Для русского эмигранта в Европе это было огромным достижением. С некоторой завистью Максим Лазерсон замечает в письме от 23 марта 1936 г., что он «душевно рад профессуре Георгия Давидовича. Наконец-то хоть он из всех беженцев нашего круга прилично устроился и сможет хорошо жить от науки. Немногим это счастье теперь дано!» (письмо М. Я. Лазерсона П. Л. Леону от 23 марта 1936 г. // Фонд Г. Гурвича в Архивах Высшей школы социальных наук). Хотя, как ни парадоксально, через год Гурвич писал Б. В. Яковенко, что «с момента устройства в Страсбурге, [он] не вылеза[ет] из долгов» (письмо Г. Д. Гурвича Б. В. Яковенко от 22 августа 1937 г. // Коллекция Б. и Д. Яковенко). Позднее, в 1955 г., другой «удачливый эмигрант» Питирим Сорокин также поздравлял своего коллегу по Петроградскому университету с «тем исключительным достижением, которое означает для иностранца занятие кафедры Дюркгейма и должностей декана и президента французского социологического института» (письмо П. А. Сорокина Г. Д. Гурвичу от 1 марта 1955 г. // Pitirim Sorokin’s Papers.
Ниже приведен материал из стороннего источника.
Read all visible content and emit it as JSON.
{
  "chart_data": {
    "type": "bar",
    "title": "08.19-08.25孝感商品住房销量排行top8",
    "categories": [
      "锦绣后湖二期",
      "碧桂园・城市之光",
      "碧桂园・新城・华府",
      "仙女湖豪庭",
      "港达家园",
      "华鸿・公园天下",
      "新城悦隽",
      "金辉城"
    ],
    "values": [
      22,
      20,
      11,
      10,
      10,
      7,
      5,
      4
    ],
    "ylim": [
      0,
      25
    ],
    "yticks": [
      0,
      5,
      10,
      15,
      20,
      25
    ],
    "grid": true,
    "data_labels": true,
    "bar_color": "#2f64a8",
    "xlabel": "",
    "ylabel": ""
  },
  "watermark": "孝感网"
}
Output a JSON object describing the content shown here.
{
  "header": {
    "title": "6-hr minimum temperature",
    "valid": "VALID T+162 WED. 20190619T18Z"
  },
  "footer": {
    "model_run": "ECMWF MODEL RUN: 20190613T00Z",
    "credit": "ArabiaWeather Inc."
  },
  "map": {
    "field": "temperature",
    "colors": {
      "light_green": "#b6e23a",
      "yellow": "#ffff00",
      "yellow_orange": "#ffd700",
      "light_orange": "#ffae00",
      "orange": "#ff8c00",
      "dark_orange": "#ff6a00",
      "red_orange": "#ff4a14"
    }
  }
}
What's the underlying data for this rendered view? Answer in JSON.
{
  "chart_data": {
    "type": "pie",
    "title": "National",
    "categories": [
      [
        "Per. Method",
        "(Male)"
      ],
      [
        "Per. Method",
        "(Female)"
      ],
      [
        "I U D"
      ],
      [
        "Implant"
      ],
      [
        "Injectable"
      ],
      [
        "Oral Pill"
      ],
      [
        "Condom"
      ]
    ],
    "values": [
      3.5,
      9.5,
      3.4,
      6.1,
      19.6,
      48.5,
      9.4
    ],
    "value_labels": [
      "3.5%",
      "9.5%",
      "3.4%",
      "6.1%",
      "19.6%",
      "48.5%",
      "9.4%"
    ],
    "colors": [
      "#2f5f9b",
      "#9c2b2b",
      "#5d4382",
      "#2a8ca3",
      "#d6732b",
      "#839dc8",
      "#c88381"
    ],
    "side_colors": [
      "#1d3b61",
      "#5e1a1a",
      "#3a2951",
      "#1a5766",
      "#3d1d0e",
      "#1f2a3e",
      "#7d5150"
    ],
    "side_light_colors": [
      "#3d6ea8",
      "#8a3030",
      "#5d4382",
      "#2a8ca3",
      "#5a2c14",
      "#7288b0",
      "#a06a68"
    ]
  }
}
Saskatchewan University Library).

365

Gurvitch G. Essais de sociologie. Paris, 1938. Среди других работ Гурвича в связи с этим можно отметить написанную в 1939 г. статью о Люсьене Леви-Брюле в «Русских записках» (Гурвич Г. Д. Интеллектуальное наследие Л. Леви-Брюля // Русские записки. 1939. № 18). Середину 1930-х годов исследователи считают переходом Гурвича от правовой проблематики к проблематике социологической. Так, Ж. Дювиньо указывает на публикацию в 1935 г. работы Гурвича «Remarques sur la classification des formes de la sociabilité» (Archives de Philosophie du Droit et de Sociologie Juridique. 1935. Vol. 3–4. P. 43–91) как на водораздел между «юридическим» и «социологическим» периодами его творчества (см.: Duvignaud J. Anthologie des sociologues français contemporains. P. 38). Соглашаясь с такой общепринятой классификацией, отметим, что Гурвич сохранил интерес к проблемам права и в дальнейшем, о чем свидетельствуют его многочисленные публикации.

366

См.: Gurvitch G. La vocation actuelle de la sociologie. Vol. 2. Р. 9 et suiv.